There were other dangers. He was sometimes accosted by burly Negroes, pictures of health and strength; ‘Indian, give me some money.’ Occasionally exact sums were demanded: ‘Indian, give me a shilling.’ He had been used to such threatening requests from healthy Negroes outside the larger cinemas, but there the bright lights and the watchful police had given him the confidence to refuse. In the east end the lights were not bright and there were few policemen; and, not wishing to antagonize destitutes any more than was necessary, he took the precaution of going on his investigations with coppers distributed about his pockets. These he gave, and later recovered from the
Sentinel
as expenses.

And other dangers. Once, climbing up a short flight of steps and pushing past the obstructing lace curtain in a room of exceptional cleanliness, he found himself confronted by a woman of robust appearance. Her large lips were grotesquely painted; rouge flared on her black cheeks. ‘You from the paper?’ she asked. He nodded. ‘Give me some money,’ she said, as roughly as any man. He gave her a penny. His promptness surprised her. She gazed at the coin with awe, then kissed it. ‘You don’t know what a thing it is, when a man
give
you money.’ His experience on ‘Court Shorts’ enabling him to recognize a piece of the prostitute’s lore, he made perfunctory inquiries and prepared to go. ‘Where my money?’ the woman said.

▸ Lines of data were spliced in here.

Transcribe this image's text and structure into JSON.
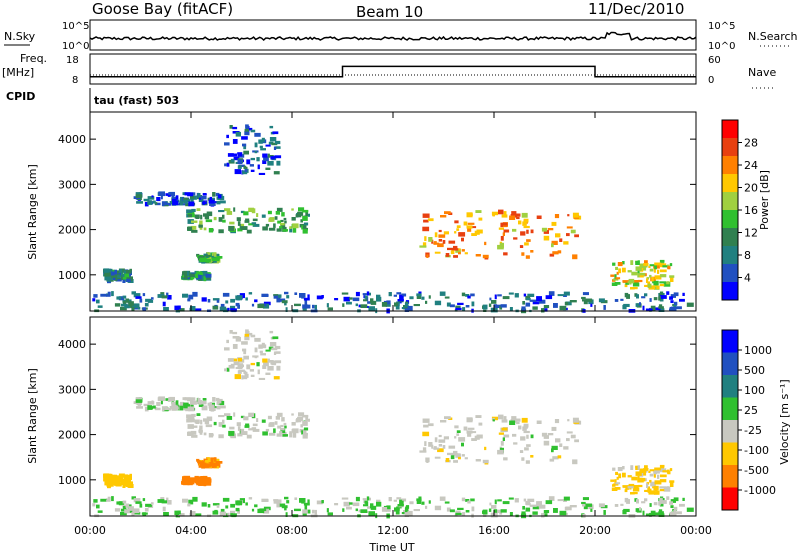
{
  "header": {
    "station": "Goose Bay (fitACF)",
    "beam": "Beam 10",
    "date": "11/Dec/2010"
  },
  "side_labels": {
    "nsky": "N.Sky",
    "nsearch": "N.Search",
    "freq": "Freq.",
    "freq_unit": "[MHz]",
    "cpid": "CPID",
    "nave": "Nave"
  },
  "noise_panel": {
    "left_ticks": [
      "10^5",
      "10^0"
    ],
    "right_ticks": [
      "10^5",
      "10^0"
    ]
  },
  "freq_panel": {
    "left_ticks": [
      "18",
      "8"
    ],
    "right_ticks": [
      "60",
      "0"
    ]
  },
  "cpid_text": "tau (fast) 503",
  "power_colorbar": {
    "title": "Power [dB]",
    "ticks": [
      "28",
      "24",
      "20",
      "16",
      "12",
      "8",
      "4"
    ],
    "colors": [
      "#ff0000",
      "#e84010",
      "#ff8000",
      "#ffc800",
      "#a0d040",
      "#30c030",
      "#308050",
      "#208080",
      "#2050c0",
      "#0000ff"
    ]
  },
  "velocity_colorbar": {
    "title": "Velocity [m s⁻¹]",
    "ticks": [
      "1000",
      "500",
      "100",
      "25",
      "-25",
      "-100",
      "-500",
      "-1000"
    ],
    "colors": [
      "#0000ff",
      "#2050c0",
      "#208080",
      "#30c030",
      "#c8c8c0",
      "#ffc800",
      "#ff8000",
      "#ff0000"
    ]
  },
  "xaxis": {
    "label": "Time UT",
    "ticks": [
      "00:00",
      "04:00",
      "08:00",
      "12:00",
      "16:00",
      "20:00",
      "00:00"
    ]
  },
  "yaxis": {
    "label": "Slant Range [km]",
    "ticks": [
      "1000",
      "2000",
      "3000",
      "4000"
    ]
  },
  "chart_data": {
    "type": "heatmap",
    "title": "Goose Bay (fitACF)",
    "subtitle": "Beam 10 — 11/Dec/2010",
    "xlabel": "Time UT",
    "ylabel": "Slant Range [km]",
    "xlim_hours": [
      0,
      24
    ],
    "ylim_km": [
      200,
      4600
    ],
    "frequency_steps": [
      {
        "start_hour": 0,
        "end_hour": 10,
        "freq_mhz": 10
      },
      {
        "start_hour": 10,
        "end_hour": 20,
        "freq_mhz": 14
      },
      {
        "start_hour": 20,
        "end_hour": 24,
        "freq_mhz": 10
      }
    ],
    "scatter_regions": [
      {
        "t0": 0.5,
        "t1": 1.6,
        "r0": 850,
        "r1": 1100,
        "power_db": 8,
        "velocity": -60
      },
      {
        "t0": 1.7,
        "t1": 5.2,
        "r0": 2550,
        "r1": 2800,
        "power_db": 6,
        "velocity": 10
      },
      {
        "t0": 3.8,
        "t1": 8.7,
        "r0": 1950,
        "r1": 2450,
        "power_db": 12,
        "velocity": 5
      },
      {
        "t0": 3.6,
        "t1": 4.6,
        "r0": 900,
        "r1": 1050,
        "power_db": 10,
        "velocity": -180
      },
      {
        "t0": 4.2,
        "t1": 5.0,
        "r0": 1300,
        "r1": 1450,
        "power_db": 12,
        "velocity": -120
      },
      {
        "t0": 5.3,
        "t1": 7.4,
        "r0": 3200,
        "r1": 4300,
        "power_db": 5,
        "velocity": 0
      },
      {
        "t0": 13.0,
        "t1": 19.2,
        "r0": 1350,
        "r1": 2400,
        "power_db": 22,
        "velocity": 0
      },
      {
        "t0": 20.6,
        "t1": 23.0,
        "r0": 700,
        "r1": 1300,
        "power_db": 18,
        "velocity": -40
      },
      {
        "t0": 0.0,
        "t1": 24.0,
        "r0": 200,
        "r1": 600,
        "power_db": 6,
        "velocity": 30
      }
    ]
  }
}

She followed him to the door, shouting, ‘The man – me right here, behind this curtain, and now he don’t want to pay.’ She called the women and
children of the yard and the yards on either side to witness her injury; and Mr Biswas, feeling that his suit, his air of respectability, and the time of day gave some weight to the accusation, hurried guiltily away.

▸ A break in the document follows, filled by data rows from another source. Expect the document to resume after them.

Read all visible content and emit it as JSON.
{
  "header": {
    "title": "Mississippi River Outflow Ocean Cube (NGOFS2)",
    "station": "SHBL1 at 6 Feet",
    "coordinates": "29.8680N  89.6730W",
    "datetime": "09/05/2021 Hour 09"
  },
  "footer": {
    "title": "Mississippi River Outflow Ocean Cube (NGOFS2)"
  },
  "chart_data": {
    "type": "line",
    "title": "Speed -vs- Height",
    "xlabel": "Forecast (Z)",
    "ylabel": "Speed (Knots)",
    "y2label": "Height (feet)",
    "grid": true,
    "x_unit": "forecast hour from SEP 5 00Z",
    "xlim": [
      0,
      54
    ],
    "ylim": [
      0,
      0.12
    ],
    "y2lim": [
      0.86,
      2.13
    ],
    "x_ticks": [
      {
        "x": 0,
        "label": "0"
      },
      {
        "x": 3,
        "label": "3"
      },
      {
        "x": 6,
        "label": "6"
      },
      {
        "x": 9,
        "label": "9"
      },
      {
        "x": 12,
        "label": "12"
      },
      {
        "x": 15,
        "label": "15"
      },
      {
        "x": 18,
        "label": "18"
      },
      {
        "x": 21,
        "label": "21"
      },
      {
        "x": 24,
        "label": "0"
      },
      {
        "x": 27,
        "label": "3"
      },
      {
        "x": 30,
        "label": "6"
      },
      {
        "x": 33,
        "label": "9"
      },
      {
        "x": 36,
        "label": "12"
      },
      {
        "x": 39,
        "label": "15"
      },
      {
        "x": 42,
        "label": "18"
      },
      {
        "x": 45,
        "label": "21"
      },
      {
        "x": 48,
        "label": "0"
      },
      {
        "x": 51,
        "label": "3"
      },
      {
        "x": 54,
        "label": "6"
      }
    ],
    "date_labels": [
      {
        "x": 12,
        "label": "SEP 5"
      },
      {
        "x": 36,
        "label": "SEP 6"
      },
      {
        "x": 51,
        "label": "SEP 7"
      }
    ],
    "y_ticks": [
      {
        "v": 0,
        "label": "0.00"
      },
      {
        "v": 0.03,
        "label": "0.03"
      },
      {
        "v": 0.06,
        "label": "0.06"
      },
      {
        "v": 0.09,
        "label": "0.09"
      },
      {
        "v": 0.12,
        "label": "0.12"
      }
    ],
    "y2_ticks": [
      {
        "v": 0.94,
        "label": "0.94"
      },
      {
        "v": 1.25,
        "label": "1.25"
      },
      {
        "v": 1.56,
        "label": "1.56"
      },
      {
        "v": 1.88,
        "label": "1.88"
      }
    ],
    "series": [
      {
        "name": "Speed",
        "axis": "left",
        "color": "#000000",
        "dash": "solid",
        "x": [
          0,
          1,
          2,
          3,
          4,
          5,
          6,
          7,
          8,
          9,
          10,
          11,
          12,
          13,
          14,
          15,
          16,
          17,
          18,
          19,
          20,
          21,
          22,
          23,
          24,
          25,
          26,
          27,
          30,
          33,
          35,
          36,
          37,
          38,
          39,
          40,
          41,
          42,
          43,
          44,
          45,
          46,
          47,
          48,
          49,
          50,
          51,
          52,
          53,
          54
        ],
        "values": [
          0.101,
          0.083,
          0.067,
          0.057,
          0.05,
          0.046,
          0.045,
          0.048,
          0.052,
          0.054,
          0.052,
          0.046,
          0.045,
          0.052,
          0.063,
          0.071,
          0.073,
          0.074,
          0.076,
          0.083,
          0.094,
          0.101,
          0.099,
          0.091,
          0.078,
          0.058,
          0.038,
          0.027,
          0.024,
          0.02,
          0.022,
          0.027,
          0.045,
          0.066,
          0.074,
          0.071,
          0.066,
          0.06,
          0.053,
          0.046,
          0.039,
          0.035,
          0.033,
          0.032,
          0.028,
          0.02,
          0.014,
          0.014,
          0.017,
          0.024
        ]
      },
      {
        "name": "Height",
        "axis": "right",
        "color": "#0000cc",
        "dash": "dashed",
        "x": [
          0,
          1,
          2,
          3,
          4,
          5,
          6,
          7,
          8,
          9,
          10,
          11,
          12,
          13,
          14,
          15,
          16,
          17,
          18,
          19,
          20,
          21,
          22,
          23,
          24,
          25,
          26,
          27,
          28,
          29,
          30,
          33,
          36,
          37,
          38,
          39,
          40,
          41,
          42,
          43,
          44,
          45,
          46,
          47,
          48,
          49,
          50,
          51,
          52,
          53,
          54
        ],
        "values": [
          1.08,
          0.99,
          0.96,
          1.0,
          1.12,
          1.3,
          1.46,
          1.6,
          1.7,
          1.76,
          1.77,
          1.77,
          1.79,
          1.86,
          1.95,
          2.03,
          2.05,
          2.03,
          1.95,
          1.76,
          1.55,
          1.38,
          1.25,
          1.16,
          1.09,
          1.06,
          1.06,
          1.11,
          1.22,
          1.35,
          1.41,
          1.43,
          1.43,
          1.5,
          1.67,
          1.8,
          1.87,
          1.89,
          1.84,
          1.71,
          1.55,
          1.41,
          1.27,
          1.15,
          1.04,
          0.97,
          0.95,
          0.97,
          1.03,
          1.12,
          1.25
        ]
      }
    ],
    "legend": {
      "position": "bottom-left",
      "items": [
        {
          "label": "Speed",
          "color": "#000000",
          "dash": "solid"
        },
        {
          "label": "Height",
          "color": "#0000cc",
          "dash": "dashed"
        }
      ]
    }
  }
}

It was some time before he could distinguish the applications of the fraudulent: people who merely wanted the publicity, those who wanted to work off grudges, those who had wanted merely to write, and an astonishing number of well-to-do shopkeepers, clerks and taxi-drivers who wanted money and publicity, and offered to share what money they got with Mr Biswas. Many of his early visits were wasted, and since he had to provide a convincing destitute every morning he had sometimes had to take a mediocre destitute and exaggerate his situation.